Type II hypersensitivity reaction
Tipe III – Hipersensitifitas Kompleks Imun
• Pembentukan suatu kompleks oleh antigen dan antibodi humoral dapat menyebabkan pengaktifan sistem komplemen dan pengumpalan trombosit.
• Dimanapun diendapkan, kompleks imun juga menunjukkan penarikan sel polimorfonuklear yang semuanya akan menyebabkan radang dan cedera jaringan.
• Biasanya kompleks imun ini dengan cepat dibuang oleh sistem retikuloendotelial, tetapi kadang-kadang dapat bertahan dan diendapkan dalam jaringan sehingga mengakibatkan beberapa penyakit.
• Reaksi hipersensitivitas tipe III adalah khas pada reaksi penyakit serum, selain penyakit kompleks imun dan atopi.
• Akibat dari kompleks imun tidak hanya tergantung pada banyaknya tiap bahan, tetapi juga perbandingan relatif dari bahan yang menentukan jenis kompleks yang dibentuk dan mempengaruhi penyebarannya didalam badan.
• Pada keadaan:antibodi yang berlebihan (misalnya reaksi Arthus)
kompleks yang dibentuk akan berpresipitasi di tempat masuknya antigen
antigen yang berlebihan (misalnya penyakit serum sickness) akan dibentuk kompleks yang dapat larut menyebabkan reaksi sistemik, serta ditimbun didalam ginjal (nefritis), sendi (artritis), atau pembuluh darah (vaskulitis).
Manifestasi reaksi hipersensitifitas tipe III:
1. Kompleks imun mengendap didalam dinding pembuluh darah
Terjadi agregasi pembuluh trombosit, aktivasi makrofag, perubahan permeabilitas vaskular kerusakan jaringan setempat
2. Kompleks imun mengendap di jaringan
oleh karena: - ukuran kompleks imun yang kecil
- permeabilitis vaskuler meningkat
Type III hypersensitivity reaction
Tipe IV – Hipersensitifitas Berperantara Sel (Lambat)
• Merupakan fungsi limfosit T, bukan fungsi antibodi dan dapat dipindahkan oleh sel T yang terlibat secara imunologik pasif tetapi tidak oleh serum.
• Sel limfosit T dengan reseptor spesifik pada permukaannya akan dirangsang oleh antigen yang sesuai dan mengeluarkan zat Limfokin.

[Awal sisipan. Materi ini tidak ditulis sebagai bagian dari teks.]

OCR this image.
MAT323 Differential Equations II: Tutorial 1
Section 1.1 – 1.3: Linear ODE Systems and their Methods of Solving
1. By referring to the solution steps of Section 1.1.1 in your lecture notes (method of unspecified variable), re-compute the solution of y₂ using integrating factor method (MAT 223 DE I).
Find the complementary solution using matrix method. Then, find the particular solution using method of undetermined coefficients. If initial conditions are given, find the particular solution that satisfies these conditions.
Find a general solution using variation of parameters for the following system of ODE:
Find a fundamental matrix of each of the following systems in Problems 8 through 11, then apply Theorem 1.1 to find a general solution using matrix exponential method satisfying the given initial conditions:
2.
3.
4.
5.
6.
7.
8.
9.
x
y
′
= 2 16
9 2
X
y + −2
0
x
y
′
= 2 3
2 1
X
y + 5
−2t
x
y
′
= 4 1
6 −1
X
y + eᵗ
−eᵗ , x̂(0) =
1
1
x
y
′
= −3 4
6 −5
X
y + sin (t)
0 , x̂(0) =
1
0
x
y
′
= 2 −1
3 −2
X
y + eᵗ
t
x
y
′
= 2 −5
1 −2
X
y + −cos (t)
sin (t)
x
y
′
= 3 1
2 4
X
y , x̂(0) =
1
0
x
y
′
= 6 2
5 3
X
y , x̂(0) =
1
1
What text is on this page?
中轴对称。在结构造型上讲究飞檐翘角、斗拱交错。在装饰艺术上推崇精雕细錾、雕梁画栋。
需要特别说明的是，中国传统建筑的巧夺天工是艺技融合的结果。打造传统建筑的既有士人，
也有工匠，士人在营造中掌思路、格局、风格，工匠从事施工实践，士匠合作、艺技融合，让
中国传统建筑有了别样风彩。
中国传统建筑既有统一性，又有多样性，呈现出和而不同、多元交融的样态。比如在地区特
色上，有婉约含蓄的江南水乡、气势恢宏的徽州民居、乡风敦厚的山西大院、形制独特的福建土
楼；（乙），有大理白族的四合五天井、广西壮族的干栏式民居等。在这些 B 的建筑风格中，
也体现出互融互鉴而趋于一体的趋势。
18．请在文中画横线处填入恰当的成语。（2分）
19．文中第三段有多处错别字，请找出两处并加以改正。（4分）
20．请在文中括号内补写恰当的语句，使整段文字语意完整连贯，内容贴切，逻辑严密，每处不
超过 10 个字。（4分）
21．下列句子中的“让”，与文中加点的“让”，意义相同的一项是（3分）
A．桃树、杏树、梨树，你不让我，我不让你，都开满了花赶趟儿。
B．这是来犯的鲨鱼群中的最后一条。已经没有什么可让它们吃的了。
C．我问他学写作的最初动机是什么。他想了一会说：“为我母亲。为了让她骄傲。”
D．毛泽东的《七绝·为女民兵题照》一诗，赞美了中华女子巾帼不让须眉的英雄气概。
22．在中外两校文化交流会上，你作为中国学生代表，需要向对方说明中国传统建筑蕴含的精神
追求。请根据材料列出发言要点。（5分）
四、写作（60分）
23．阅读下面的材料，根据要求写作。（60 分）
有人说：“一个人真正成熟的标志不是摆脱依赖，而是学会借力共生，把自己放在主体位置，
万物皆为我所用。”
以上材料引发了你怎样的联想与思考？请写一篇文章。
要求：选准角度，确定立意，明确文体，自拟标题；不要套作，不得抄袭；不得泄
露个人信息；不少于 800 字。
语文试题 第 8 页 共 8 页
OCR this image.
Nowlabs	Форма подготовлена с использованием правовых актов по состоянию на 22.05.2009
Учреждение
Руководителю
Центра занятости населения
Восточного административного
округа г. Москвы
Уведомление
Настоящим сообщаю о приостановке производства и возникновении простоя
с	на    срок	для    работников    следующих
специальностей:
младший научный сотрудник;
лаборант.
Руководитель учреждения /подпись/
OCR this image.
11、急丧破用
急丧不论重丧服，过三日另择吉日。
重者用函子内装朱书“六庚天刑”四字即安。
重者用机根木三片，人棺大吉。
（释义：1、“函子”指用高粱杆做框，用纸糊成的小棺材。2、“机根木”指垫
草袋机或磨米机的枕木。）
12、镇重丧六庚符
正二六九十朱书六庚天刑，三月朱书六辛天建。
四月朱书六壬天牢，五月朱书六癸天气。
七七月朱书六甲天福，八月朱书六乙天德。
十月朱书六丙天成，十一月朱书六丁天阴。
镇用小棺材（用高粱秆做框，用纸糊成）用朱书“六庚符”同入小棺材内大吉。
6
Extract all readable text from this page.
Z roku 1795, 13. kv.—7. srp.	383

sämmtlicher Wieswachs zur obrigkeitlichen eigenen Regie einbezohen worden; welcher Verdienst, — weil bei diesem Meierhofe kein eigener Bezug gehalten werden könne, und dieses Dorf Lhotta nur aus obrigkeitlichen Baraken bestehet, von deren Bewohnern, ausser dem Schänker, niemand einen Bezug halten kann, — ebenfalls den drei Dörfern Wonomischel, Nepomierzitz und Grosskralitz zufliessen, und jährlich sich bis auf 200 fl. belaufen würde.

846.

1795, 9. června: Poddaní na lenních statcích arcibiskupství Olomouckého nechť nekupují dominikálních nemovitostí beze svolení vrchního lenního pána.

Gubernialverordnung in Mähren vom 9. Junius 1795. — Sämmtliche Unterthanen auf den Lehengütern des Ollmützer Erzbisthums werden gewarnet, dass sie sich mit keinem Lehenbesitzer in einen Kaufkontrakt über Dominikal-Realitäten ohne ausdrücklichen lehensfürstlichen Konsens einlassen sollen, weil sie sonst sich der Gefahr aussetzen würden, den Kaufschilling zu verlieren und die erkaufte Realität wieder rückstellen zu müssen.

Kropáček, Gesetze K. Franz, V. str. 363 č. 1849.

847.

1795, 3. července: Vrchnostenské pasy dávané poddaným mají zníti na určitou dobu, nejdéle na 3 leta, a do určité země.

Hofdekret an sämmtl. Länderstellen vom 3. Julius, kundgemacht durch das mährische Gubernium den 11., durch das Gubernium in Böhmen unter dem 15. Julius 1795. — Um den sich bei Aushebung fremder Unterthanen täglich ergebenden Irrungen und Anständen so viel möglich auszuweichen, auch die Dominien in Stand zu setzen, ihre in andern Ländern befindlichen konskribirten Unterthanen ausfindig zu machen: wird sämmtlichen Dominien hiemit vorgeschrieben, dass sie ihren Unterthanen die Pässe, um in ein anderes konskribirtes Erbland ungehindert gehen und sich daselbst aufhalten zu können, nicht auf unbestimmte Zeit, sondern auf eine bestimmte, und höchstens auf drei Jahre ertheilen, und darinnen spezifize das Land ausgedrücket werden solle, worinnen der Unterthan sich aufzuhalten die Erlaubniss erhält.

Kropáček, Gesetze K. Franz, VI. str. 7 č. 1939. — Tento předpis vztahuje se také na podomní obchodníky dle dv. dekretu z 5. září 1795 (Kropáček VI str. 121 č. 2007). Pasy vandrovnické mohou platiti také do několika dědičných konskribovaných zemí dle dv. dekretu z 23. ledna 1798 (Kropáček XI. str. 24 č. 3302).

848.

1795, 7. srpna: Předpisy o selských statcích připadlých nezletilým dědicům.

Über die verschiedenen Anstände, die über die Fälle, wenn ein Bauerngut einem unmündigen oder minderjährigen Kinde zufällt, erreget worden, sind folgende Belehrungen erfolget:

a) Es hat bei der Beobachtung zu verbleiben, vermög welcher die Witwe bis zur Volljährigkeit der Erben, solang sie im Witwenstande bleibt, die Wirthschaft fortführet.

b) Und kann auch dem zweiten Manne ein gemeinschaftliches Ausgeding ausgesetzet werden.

• Limfosit yang terangsang mengalami transformasi menjadi besar seperti Limfoblast yang mampu merusak sel target yang mengendung antigen dipermukaannya.
• Respon lambat yang dimulai beberapa jam (atau hari) setelah kontak (hipersensitivitas Kontak) dengan antigen dan sering berlangsung selama beberapa hari.
• Respon terutama terdiri atas infiltrasi sel berinti satu dan indurasi jaringan seperti yang terlihat pada uji kulit tuberkulin (Hipersensitivitas Tipe-Tuberkulin).
• Hipersensitifitas lambat dan imunitas berperantara-
sel saling berkaitan erat.
Type IV hypersensitivity reaction
Tipe V – Hipersensitivitas ter-Stimulus
• Ada banyak sel didalam badan yang fungsinya tergantung dari instruksi yang diterima melalui zat tertentu, misalnya hormon yang menempel pada permukaan sel melalui reseptor khas.
• Apabila auto-antibodi terhadap antigen menempel di permukaan sel maka akan terjadi kelainan yang merangsang sel itu sehingga tidak terkontrol.